DD came home in year 1 and told me I was wrong about rainbows and the sun / rain. Her teacher had said that rainbows came along when God was happy! We had a quick trip to the science museum!

HowDoesThatWork · 20/05/2015 01:10

The phenomenon of evolution is a fact, like the phenomenon of gravity is a fact.

The explanations for these phenomena are theories and are open to disproof. That is how it goes.

TheNewStatesman · 20/05/2015 03:59

Cannot understand why PUBLIC MONEY gets spent on schools teaching unscientific bullshit.

Coyoacan · 20/05/2015 05:13

My brother is a physicist and believes that God made the sun. As someone else said, the big bang theory is only a theory.

Greaterthanthesumoftheparts · 20/05/2015 05:42

Yep sorry, no facts in science, someone has an idea, creates a hypothesis and designs experiments to test that hypothesis, sometimes it is easy to design an experiment sometimes it extremely difficult t recreate the exact scenario. Therefore any evidence discovered during the experiment either offers support for or against the hypothesis, not proof that the hypothesis is correct. In most cases scientists use null hypotheses to try to find evidence that the opposite of their idea can't be true rather than trying to find evidence that their actual hypothesis is true.
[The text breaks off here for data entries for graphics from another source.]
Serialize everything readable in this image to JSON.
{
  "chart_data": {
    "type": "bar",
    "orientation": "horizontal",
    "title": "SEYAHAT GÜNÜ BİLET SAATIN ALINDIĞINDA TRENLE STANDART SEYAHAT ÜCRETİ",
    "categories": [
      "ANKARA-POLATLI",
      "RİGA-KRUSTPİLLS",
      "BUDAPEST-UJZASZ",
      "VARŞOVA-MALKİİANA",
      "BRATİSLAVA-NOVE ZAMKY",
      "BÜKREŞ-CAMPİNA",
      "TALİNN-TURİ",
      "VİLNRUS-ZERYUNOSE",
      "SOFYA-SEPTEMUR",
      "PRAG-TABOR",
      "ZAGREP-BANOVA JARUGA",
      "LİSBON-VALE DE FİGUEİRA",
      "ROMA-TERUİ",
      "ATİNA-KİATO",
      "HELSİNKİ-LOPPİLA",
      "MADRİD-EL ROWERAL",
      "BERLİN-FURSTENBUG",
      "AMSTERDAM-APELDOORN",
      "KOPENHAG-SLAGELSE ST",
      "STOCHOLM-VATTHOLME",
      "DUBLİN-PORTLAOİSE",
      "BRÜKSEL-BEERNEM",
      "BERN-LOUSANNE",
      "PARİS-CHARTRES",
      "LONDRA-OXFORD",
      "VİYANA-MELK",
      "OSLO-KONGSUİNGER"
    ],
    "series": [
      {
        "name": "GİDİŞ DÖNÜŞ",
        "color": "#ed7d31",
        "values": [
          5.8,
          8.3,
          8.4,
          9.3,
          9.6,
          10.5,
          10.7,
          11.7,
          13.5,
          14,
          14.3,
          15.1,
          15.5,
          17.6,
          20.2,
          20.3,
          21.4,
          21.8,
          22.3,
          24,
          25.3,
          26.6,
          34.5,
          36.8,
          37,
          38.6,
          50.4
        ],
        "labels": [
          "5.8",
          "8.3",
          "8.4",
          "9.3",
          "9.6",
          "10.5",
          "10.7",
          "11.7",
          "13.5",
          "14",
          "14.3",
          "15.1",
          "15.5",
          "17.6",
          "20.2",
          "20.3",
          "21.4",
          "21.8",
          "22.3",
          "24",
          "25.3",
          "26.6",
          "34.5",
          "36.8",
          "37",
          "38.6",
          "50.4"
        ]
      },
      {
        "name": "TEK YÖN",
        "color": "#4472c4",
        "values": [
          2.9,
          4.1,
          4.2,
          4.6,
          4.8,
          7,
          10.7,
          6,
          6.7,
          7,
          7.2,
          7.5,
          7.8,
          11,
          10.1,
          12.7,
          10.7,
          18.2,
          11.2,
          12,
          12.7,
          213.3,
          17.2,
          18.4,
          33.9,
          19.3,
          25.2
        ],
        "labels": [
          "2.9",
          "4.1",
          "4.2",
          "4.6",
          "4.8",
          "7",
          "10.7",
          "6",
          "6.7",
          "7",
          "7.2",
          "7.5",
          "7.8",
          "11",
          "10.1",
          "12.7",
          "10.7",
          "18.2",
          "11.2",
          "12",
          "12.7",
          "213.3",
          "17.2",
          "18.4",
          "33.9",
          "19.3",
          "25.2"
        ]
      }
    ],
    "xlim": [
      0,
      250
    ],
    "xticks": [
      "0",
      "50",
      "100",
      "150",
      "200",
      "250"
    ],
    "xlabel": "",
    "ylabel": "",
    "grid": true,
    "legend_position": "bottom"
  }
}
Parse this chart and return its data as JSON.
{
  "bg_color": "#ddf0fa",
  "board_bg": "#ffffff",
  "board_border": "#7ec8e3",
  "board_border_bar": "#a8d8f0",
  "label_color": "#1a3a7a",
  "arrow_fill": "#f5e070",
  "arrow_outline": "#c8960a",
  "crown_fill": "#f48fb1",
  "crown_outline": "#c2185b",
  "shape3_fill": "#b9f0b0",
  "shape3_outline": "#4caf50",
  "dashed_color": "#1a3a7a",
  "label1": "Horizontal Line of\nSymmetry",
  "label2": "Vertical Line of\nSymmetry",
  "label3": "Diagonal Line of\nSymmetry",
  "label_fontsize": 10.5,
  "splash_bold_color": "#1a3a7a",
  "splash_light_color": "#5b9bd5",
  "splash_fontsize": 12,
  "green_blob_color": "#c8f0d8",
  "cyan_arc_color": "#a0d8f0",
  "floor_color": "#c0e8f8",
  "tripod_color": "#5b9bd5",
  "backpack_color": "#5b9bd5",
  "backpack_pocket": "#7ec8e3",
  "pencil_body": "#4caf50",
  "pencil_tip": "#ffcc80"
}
So for evolution for example Darwin made some hypotheses about how the fittest individuals of a species have traits which are advantageous and therefore have a reproductive advantage. Could he test this theory on species that are already extinct, of course not. Experiments on organisms with short generation times (such as fruit fly) show that in certain conditions some members of the community survive better than others and go in to reproduce, others with less suitable characteristics die out. However a fruit fly is very much less complex than an early homosapien so how far can we extrapolate the results? Additionally there at which huge gaps in the fossil record so although fossils provide some evidence of evolution they are quite far from the full picture. So we have a theory and we have some evidence in support of this theory but those that think that we can say that science gives us the full picture are just as mistaken as those who think we can merely say that 'God created the sun' (for conpte disclosure I am a Christian scientist).

Saltedpeanuts · 20/05/2015 08:25

We live in a pretty unreligious country. Yet many of our children appear to be being taught by evangelical Christians who are free to teach their beliefs to our kids as fact. That is wrong.

Heels99 · 20/05/2015 08:27

Yes I would raise it at school.

worldgonecrazy · 20/05/2015 08:34

What a great opportunity to teach your son the lesson that teachers are not always right and can be challenged and questioned when they start spouting bollocks. It's an important life lesson, and, in the big scheme of things, probably actually more important than an in depth lesson on TBB, which I'm guessing many of us would flounder at putting into language understandable by a young child.

(If anyone has any ideas please share them - concepts such as infinity and everything being made of energy are hard enough for an adult to get their head round!)